Une grande famille est un roman acerbe et tranquillement immoral qui nous donne une vision du Japon loin de l’image conventionnelle qu’on en a en général.
Extrait :
Sa grand-mère vivait sur des idées toutes faites. Qu’appelait-elle « bonheur », au juste ? Elle n’avait jamais fait d’études et peignait de l’enseignement supérieur un tableau idyllique. Certes, elle aurait pu motiver Ai davantage, la pousser à faire de meilleures études. Et Takako dans tout ça, qui s’était délestée sur elle de l’éducation de sa fille ? Au final, qu’en était-il ? Ai aurait tout aussi bien pu suivre l’école des bas-fonds de Tokyo, que sa destinée aurait été la même.
Ai n’était pas entrée dans la bonne faculté.
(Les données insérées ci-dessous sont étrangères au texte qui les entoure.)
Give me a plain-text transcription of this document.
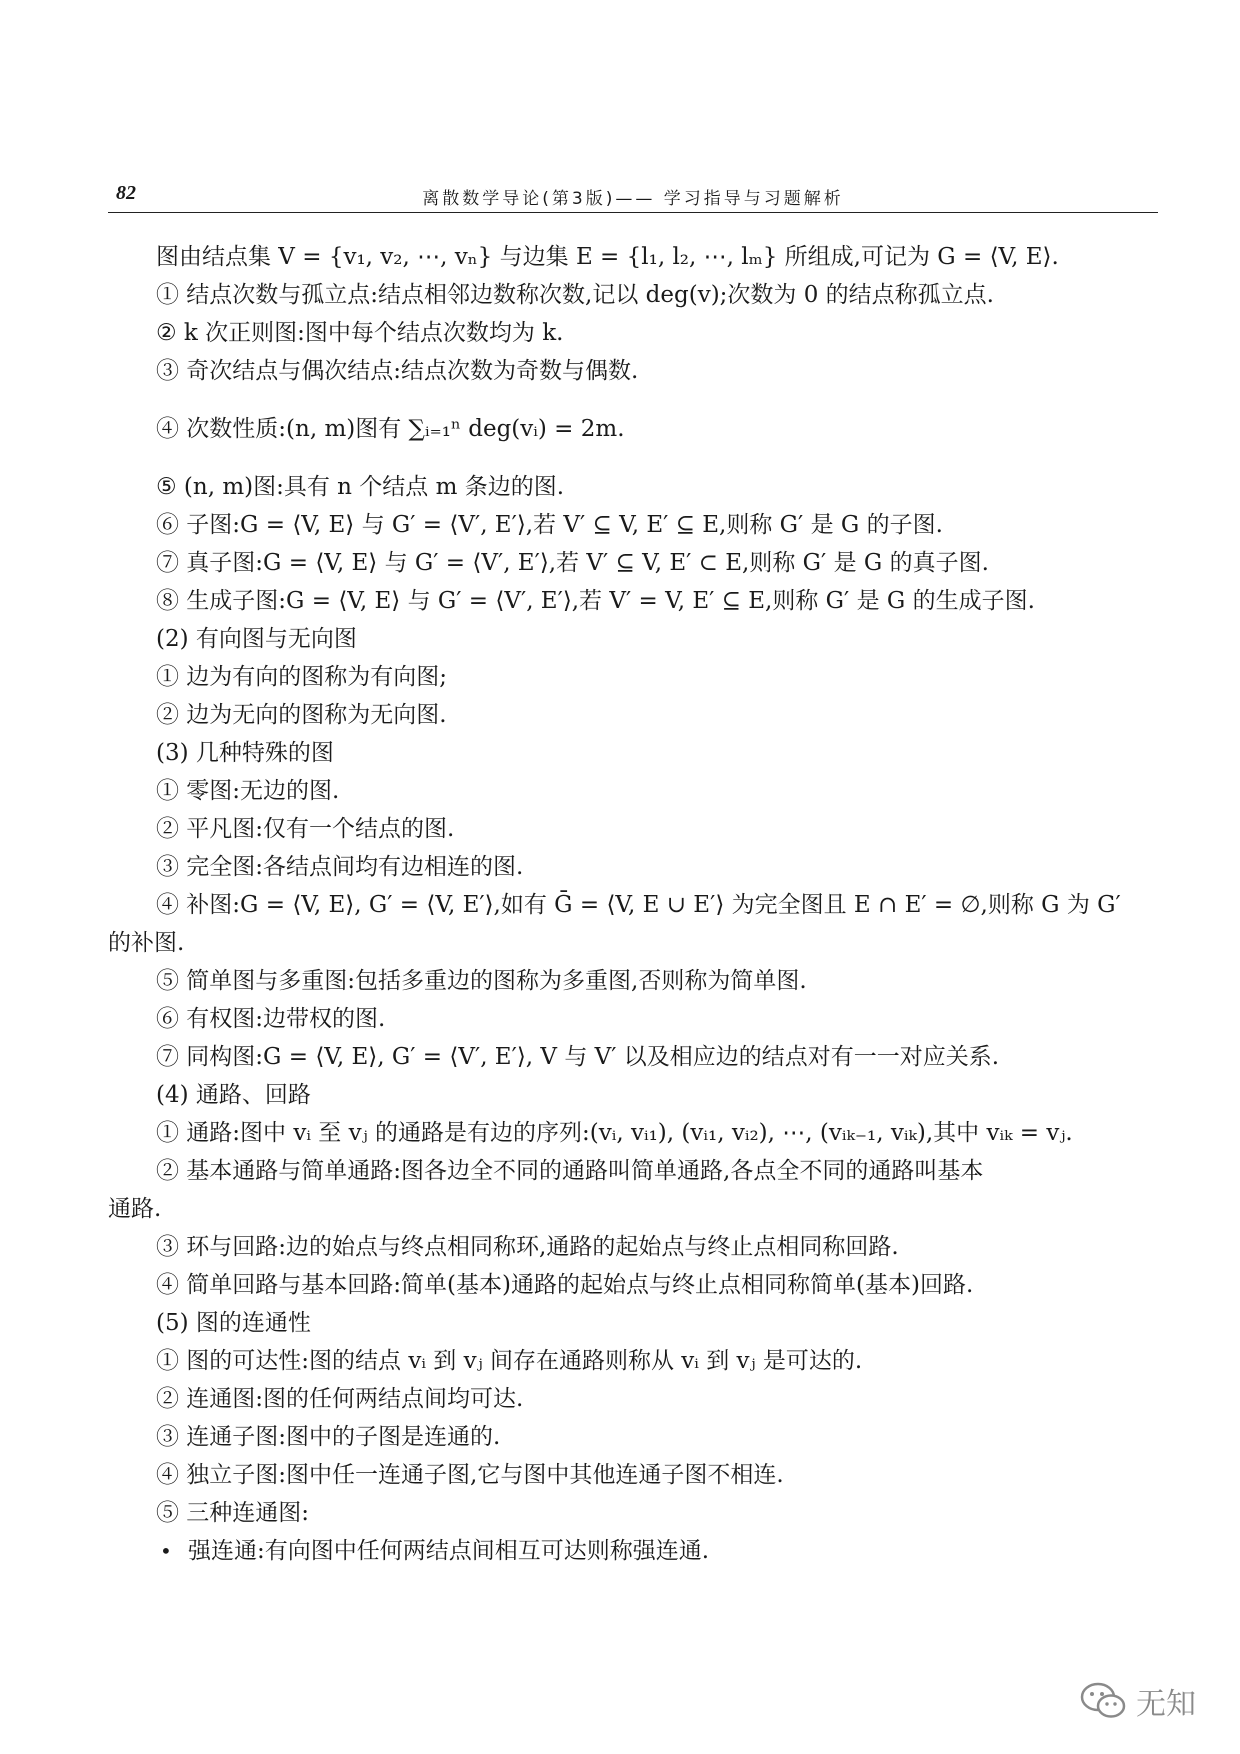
82	离散数学导论(第3版)—— 学习指导与习题解析
图由结点集 V = {v₁, v₂, ⋯, vₙ} 与边集 E = {l₁, l₂, ⋯, lₘ} 所组成,可记为 G = ⟨V, E⟩.
① 结点次数与孤立点:结点相邻边数称次数,记以 deg(v);次数为 0 的结点称孤立点.
② k 次正则图:图中每个结点次数均为 k.
③ 奇次结点与偶次结点:结点次数为奇数与偶数.
④ 次数性质:(n, m)图有 ∑ᵢ₌₁ⁿ deg(vᵢ) = 2m.
⑤ (n, m)图:具有 n 个结点 m 条边的图.
⑥ 子图:G = ⟨V, E⟩ 与 G′ = ⟨V′, E′⟩,若 V′ ⊆ V, E′ ⊆ E,则称 G′ 是 G 的子图.
⑦ 真子图:G = ⟨V, E⟩ 与 G′ = ⟨V′, E′⟩,若 V′ ⊆ V, E′ ⊂ E,则称 G′ 是 G 的真子图.
⑧ 生成子图:G = ⟨V, E⟩ 与 G′ = ⟨V′, E′⟩,若 V′ = V, E′ ⊆ E,则称 G′ 是 G 的生成子图.
(2) 有向图与无向图
① 边为有向的图称为有向图;
② 边为无向的图称为无向图.
(3) 几种特殊的图
① 零图:无边的图.
② 平凡图:仅有一个结点的图.
③ 完全图:各结点间均有边相连的图.
④ 补图:G = ⟨V, E⟩, G′ = ⟨V, E′⟩,如有 Ḡ = ⟨V, E ∪ E′⟩ 为完全图且 E ∩ E′ = ∅,则称 G 为 G′
的补图.
⑤ 简单图与多重图:包括多重边的图称为多重图,否则称为简单图.
⑥ 有权图:边带权的图.
⑦ 同构图:G = ⟨V, E⟩, G′ = ⟨V′, E′⟩, V 与 V′ 以及相应边的结点对有一一对应关系.
(4) 通路、回路
① 通路:图中 vᵢ 至 vⱼ 的通路是有边的序列:(vᵢ, vᵢ₁), (vᵢ₁, vᵢ₂), ⋯, (vᵢₖ₋₁, vᵢₖ),其中 vᵢₖ = vⱼ.
② 基本通路与简单通路:图各边全不同的通路叫简单通路,各点全不同的通路叫基本
通路.
③ 环与回路:边的始点与终点相同称环,通路的起始点与终止点相同称回路.
④ 简单回路与基本回路:简单(基本)通路的起始点与终止点相同称简单(基本)回路.
(5) 图的连通性
① 图的可达性:图的结点 vᵢ 到 vⱼ 间存在通路则称从 vᵢ 到 vⱼ 是可达的.
② 连通图:图的任何两结点间均可达.
③ 连通子图:图中的子图是连通的.
④ 独立子图:图中任一连通子图,它与图中其他连通子图不相连.
⑤ 三种连通图:
• 强连通:有向图中任何两结点间相互可达则称强连通.
无知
Elle n’avait pas atterri dans la bonne entreprise. Elle n’avait pas rencontré l’homme qu’il fallait. Son lot, c’était de s’endetter et d’être tourmentée par ses beaux-parents. En fait, elle menait la même vie de misère que sa mère ou que sa grand-mère. Qui fallait-il blâmer ? Ai avait cédé à un homme qui lui avait fait la cour et elle avait fini par tout perdre. Plus d’enfants, plus d’argent, plus de travail.